Serial Aqidah: Islam, Bagaimana Anda Memahami.
Islam dibangun di
atas suatu landasan (asas) yang satu yaitu aqidah. Aqidah ini sebagai
kaidah berfikir yang di atasnya semua pemikiran cabang tentang perilaku
manusia dalam kehidupan dengan berbagai sistemnya. Kaidah berpikir
tersebut adalah bahwasanya di balik alam, manusia dan kehidupan ini ada
pencipta yang menciptakan semuanya, dan menciptakan segala sesuatu yang
asalnya tidak ada yaitu Alloh Subhana wata'ala. Di wajib adanya, maka Dia bukanlah makhluk. Diapun Azali, maka Dia tidak terbatas seperti benda-benda tersebut. Alam, manusia, dan kehidupan ini adalah terbatas (mahdud). Ketika kita mengamati keterbatasan ini kita akan menemukan bahwa hal tersebut tidak azali,
maka keterbatasan ini pastilah merupakan ciptaan bagi yang lainnya,
ciptaan ini memiliki sifat yang lemah, kurang dan butuh pada yang
lainnya (Al Ghoir). Al Ghoir ini adakalanya merupakan makhluk bagi yang lainnya, atau pencipta bagi dirinya sendiri, atau azali yang wajib adanya.
Adapun Dia (Al Ghoir),
cipaan yang lain adalah batil atau salah, karena pemikiran demikian Dia
akan terbatas. Dia merupakan pencipta bagi dirinya sendiri juga batil,
sebab paa saat yang sama, Dia menjadi ciptaan dan sekaligus pencipta
bagi dirinya sendiri. Dengan demikian, maka pencipta tersebut pasti
azali yang wajib adanya. Dia adalah Alloh Subhana wata'ala.
Akan
tetapi, sesungguhnya orang yang memiliki akal akan mampu untuk memahami
hanya dengan memperhatikan wujud benda yang ada di hadapannya, bahwa
benda-benda tersebut ada pencipta yang telah menciptkannya. Karena
semuanya bersifat kurang, lemah, dan butuh kepada yang lain, maka pasti
dia adalah makhluk. Oleh karena itu kita menemukan bahwa Al Quran Al
Karim mengajak manusia untuk mengamati sesuatu dan apa-apa yang ada di
sekililingnya, serta apa-apa yang berhubungan dengannya. Dengan demikian
dia akan memperoleh bukti tentang wujud Alloh Ta'ala dan wujud Al Kholik Al Muddabir sebagaimana firman Alloh Ta'ala:
"Di antara tanda-tanda kekuasaan-Nya ialah penciptaan langit dan bumi serta berlainan-lainan bahasa dan warna kulitmu." (QS. Ar Rum: 22).
"Maka
apakah mereka tidak memperhatikan unta, bagaimana dia diciptakan, dan
langit bagaimana dia ditinggikan, dan gunung-gunung, bagaimana dia
ditegakkan, serta bumi bagaimana di dihamparkan?" (QS. Al Ghosiyah: 17-20).
"Maka
hendaklah manusia memperhatikan dari apakah dia diciptakan? Dia
diciptakan dari air yang terpencar yang keluar di antara tulang sulbi
(laki-laki) dan tulang dada (perempuan)." (QS. Ath Thoriq: 5-7).
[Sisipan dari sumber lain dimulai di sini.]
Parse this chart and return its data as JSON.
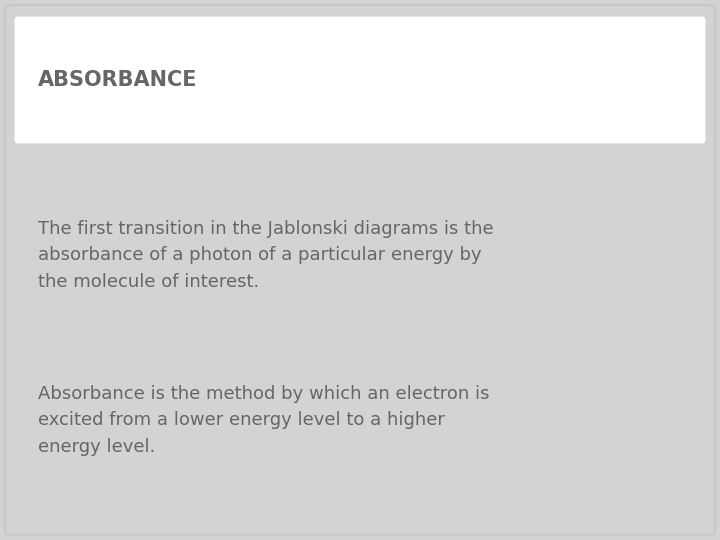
{
  "background_color": "#d3d3d3",
  "title_box_color": "#ffffff",
  "title_text": "ABSORBANCE",
  "title_text_color": "#666666",
  "title_fontsize": 15,
  "title_fontweight": "bold",
  "body_text_color": "#666666",
  "body_fontsize": 13,
  "paragraph1": "The first transition in the Jablonski diagrams is the\nabsorbance of a photon of a particular energy by\nthe molecule of interest.",
  "paragraph2": "Absorbance is the method by which an electron is\nexcited from a lower energy level to a higher\nenergy level.",
  "outer_border_color": "#c8c8c8",
  "inner_border_color": "#d0d0d0"
}
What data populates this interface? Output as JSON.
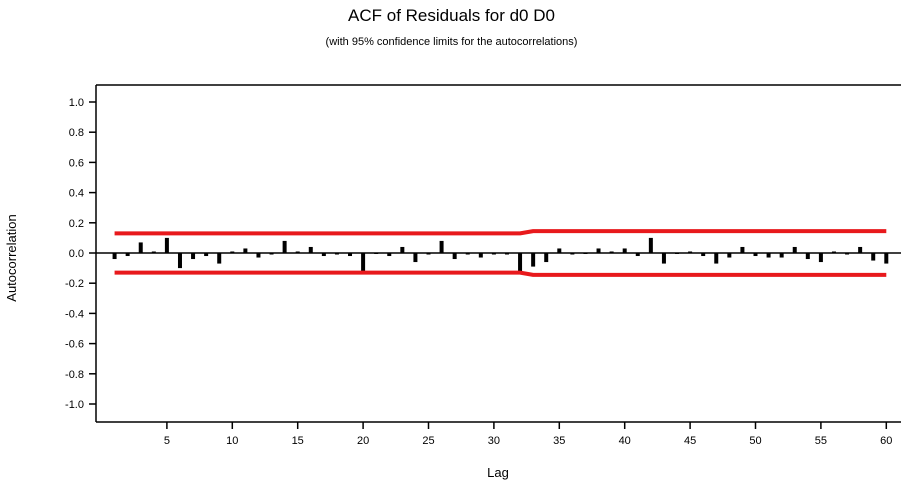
{
  "chart_data": {
    "type": "bar",
    "title": "ACF of Residuals for d0 D0",
    "subtitle": "(with 95% confidence limits for the autocorrelations)",
    "xlabel": "Lag",
    "ylabel": "Autocorrelation",
    "xlim": [
      0,
      61
    ],
    "ylim": [
      -1.1,
      1.1
    ],
    "x_ticks": [
      5,
      10,
      15,
      20,
      25,
      30,
      35,
      40,
      45,
      50,
      55,
      60
    ],
    "y_ticks": [
      "1.0",
      "0.8",
      "0.6",
      "0.4",
      "0.2",
      "0.0",
      "-0.2",
      "-0.4",
      "-0.6",
      "-0.8",
      "-1.0"
    ],
    "grid": false,
    "lags": [
      1,
      2,
      3,
      4,
      5,
      6,
      7,
      8,
      9,
      10,
      11,
      12,
      13,
      14,
      15,
      16,
      17,
      18,
      19,
      20,
      21,
      22,
      23,
      24,
      25,
      26,
      27,
      28,
      29,
      30,
      31,
      32,
      33,
      34,
      35,
      36,
      37,
      38,
      39,
      40,
      41,
      42,
      43,
      44,
      45,
      46,
      47,
      48,
      49,
      50,
      51,
      52,
      53,
      54,
      55,
      56,
      57,
      58,
      59,
      60
    ],
    "values": [
      -0.04,
      -0.02,
      0.07,
      0.01,
      0.1,
      -0.1,
      -0.04,
      -0.02,
      -0.07,
      0.01,
      0.03,
      -0.03,
      -0.01,
      0.08,
      0.01,
      0.04,
      -0.02,
      -0.01,
      -0.02,
      -0.13,
      0.0,
      -0.02,
      0.04,
      -0.06,
      -0.01,
      0.08,
      -0.04,
      -0.01,
      -0.03,
      -0.01,
      -0.01,
      -0.12,
      -0.09,
      -0.06,
      0.03,
      -0.01,
      0.0,
      0.03,
      0.01,
      0.03,
      -0.02,
      0.1,
      -0.07,
      0.0,
      0.01,
      -0.02,
      -0.07,
      -0.03,
      0.04,
      -0.02,
      -0.03,
      -0.03,
      0.04,
      -0.04,
      -0.06,
      0.01,
      -0.01,
      0.04,
      -0.05,
      -0.07
    ],
    "upper_limit": {
      "lags": [
        1,
        32,
        33,
        60
      ],
      "values": [
        0.13,
        0.13,
        0.145,
        0.145
      ]
    },
    "lower_limit": {
      "lags": [
        1,
        32,
        33,
        60
      ],
      "values": [
        -0.13,
        -0.13,
        -0.145,
        -0.145
      ]
    },
    "colors": {
      "bars": "#000000",
      "limits": "#e8191c",
      "axes": "#000000"
    }
  }
}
Dan dapat dilihat pada ayat-ayat yang lain yang senada.
Oleh karena itu, sesungguhnya iman kepada Al Kholik Al Muddabir
adalah sesuatu yang fitrah, hanya saja iman yang fitri tersebut kadang
kala timbul melalui wijdan (perasaan yang diyakini). Dan iman seperti
ini pengaruhnya (hasilnya) tidak dapat dijamin, juga tidak dapat
mencapai kekokohan iman jika dibiarkan begitu saja. Dengan demikian
manusia terkadang dapat terjerumus ke dalam kekufuran dan kesesatan
(contoh adanya manusia yang menyembah batu, grumbul, dan benda lainnya).
Menyembah berhala, khurafat, dan turahaat (kebatilan-kebatilan) ini tidak lain adalah akibat dari salahnya wijdan.
Karena itu, Islam tidak akan membiarkan wijdan saja sebagai jalan untuk
menuju iman, maka Islam mengharuskan menggunakan akal bersama-sama
perasaan, dan menjadikan akal sebagai penentu dalam beriman kepada Alloh
Subhana wata'ala, agar keimanannya tersebut berasal dari akal dan bukti nyata.
Meskipun
manusia wajib menggunakan akal dalam mencapai keimanan kepada Alloh,
sesungguhnya ia tidak mungkin akan mapu memahami apa yang ada di atas
jangkauan indra dan akal. Hal ini karena akal itu terbatas sehingga
kemampuannya pun terbatas sekalipun genius. Karena itu pemahamannya juga
terbatas. Akal yang terbatas itu pasti tidak mampu menjangkau dzat
Alloh Subhana wata'ala. Pasti lemah untuk menjangkau hakekat-Nya, karena Alloh Subhana wata'ala berada di luar alam manusia dan kehidupan.
Maka
iman kepada-Nya adalah iman kepada wujud-Nya dengan melalui akal (aqli)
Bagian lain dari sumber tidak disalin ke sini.